Consolação e adiamento. Essas parecem ser as principais mensagens transmitidas pelo Papa durante sua peregrinação — de 13 a 23 de abril — à África, dando esperança, com sua presença, aos católicos dos quatro países que visitou (Argélia, Camarões, Angola e Guiné Equatorial).

Todos países, por diferentes razões, à espera de consolação. O Papa, porém, "passou por cima" de problemáticas pastorais mais agudas, que ele não quis abordar, pelo menos publicamente.

Na Argélia, uma nação predominantemente muçulmana, os fiéis de Roma somam menos de dez mil: uma gota, portanto, num oceano de quarenta e cinco milhões de pessoas de outras religiões. Para elas — e Leão XIV as encorajou nisso — o diálogo com o Islã não é opcional, mas uma realidade fundamental da vida cotidiana.

Em Camarões, o Papa se viu envolvido em duas questões complexas e dolorosas que pesam sobre toda a população, 40% católica. Primeiro, um conflito armado entre a maioria francófona e a minoria anglófona, que busca maior autonomia. O conflito provocou o êxodo de meio milhão de habitantes. A essa tragédia soma-se outra, ainda mais grave: Paul Biya governa Camarões como presidente desde 1982, tendo sido reeleito repetidamente em eleições consideradas fraudulentas por seus adversários. Mas ele, com seu clã, ainda reina, apesar de ter 93 anos.

Em Angola — devastada durante uma década, em 1990, por uma guerra civil entre uma coligação pró-marxista e uma pró-ocidental — o pontífice exortou a todos a olhar para o futuro e a promover uma sociedade justa naquele grande país. Mas, tal como acontecera nos Camarões, quando Leão XIV denunciou a corrupção generalizada num discurso, um clamor intenso se elevou da multidão.

A situação é semelhante na Guiné Equatorial, onde Teodoro Obiang Nguema Mbasogo é presidente desde 1979, acusado pelos seus opositores políticos de fraude eleitoral constante para se manter no poder.

Leão XIV tem reiterado frequentemente o seu distanciamento daqueles que invocam o nome de Deus para encobrir a suas violências e injustiças.
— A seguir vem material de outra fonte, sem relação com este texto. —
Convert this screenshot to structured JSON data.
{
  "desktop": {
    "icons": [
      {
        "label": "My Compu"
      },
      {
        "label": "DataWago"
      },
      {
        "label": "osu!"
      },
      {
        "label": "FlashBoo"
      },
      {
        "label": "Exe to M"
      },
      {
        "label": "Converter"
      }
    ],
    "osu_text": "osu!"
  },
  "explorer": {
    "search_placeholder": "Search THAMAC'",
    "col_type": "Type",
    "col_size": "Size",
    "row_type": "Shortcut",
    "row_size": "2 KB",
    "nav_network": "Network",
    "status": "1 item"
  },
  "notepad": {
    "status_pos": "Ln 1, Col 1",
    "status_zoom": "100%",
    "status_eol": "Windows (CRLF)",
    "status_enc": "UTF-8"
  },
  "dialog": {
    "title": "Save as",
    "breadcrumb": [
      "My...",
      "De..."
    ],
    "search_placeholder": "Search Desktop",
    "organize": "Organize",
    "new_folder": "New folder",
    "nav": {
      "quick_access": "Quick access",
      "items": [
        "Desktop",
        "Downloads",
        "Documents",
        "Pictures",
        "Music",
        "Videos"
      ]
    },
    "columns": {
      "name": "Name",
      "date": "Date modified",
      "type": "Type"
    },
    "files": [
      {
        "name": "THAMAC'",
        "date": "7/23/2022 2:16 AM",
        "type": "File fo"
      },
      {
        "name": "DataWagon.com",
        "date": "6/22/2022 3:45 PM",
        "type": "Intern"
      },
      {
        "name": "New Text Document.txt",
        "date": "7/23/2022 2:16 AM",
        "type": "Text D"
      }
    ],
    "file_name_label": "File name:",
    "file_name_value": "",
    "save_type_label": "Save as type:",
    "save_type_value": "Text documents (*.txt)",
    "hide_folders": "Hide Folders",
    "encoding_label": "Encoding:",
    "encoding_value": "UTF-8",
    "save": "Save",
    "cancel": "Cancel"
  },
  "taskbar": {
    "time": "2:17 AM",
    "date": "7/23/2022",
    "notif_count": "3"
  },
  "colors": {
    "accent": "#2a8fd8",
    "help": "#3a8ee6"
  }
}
O futuro dirá se a sua mensagem na África foi ouvida.

Quanto aos problemas católicos "internos", contudo, pode-se constatar a consolação que a sua visita levou a eles, sobretudo pessoas sobrecarregadas por inúmeros problemas.

Mas, em relação a algumas questões críticas dentro da Igreja Romana, não houve novidades: o Papa não abordou a questão do celibato sacerdotal, uma norma não raramente violada na África por ser estranha a culturas que consideram anômalo um "chefe" sem família.

E, embora sempre agradecendo às mulheres por seu empenho nas estruturas pastorais, Leão não mencionou os ministérios femininos ordenados, a começar pelo diaconato. Tudo adiado, portanto.

Seriam essas expectativas exclusivas do Norte do mundo? Segundo representantes do mundo teológico africano, homens e mulheres, essa suposição poderia em breve ser desmentida.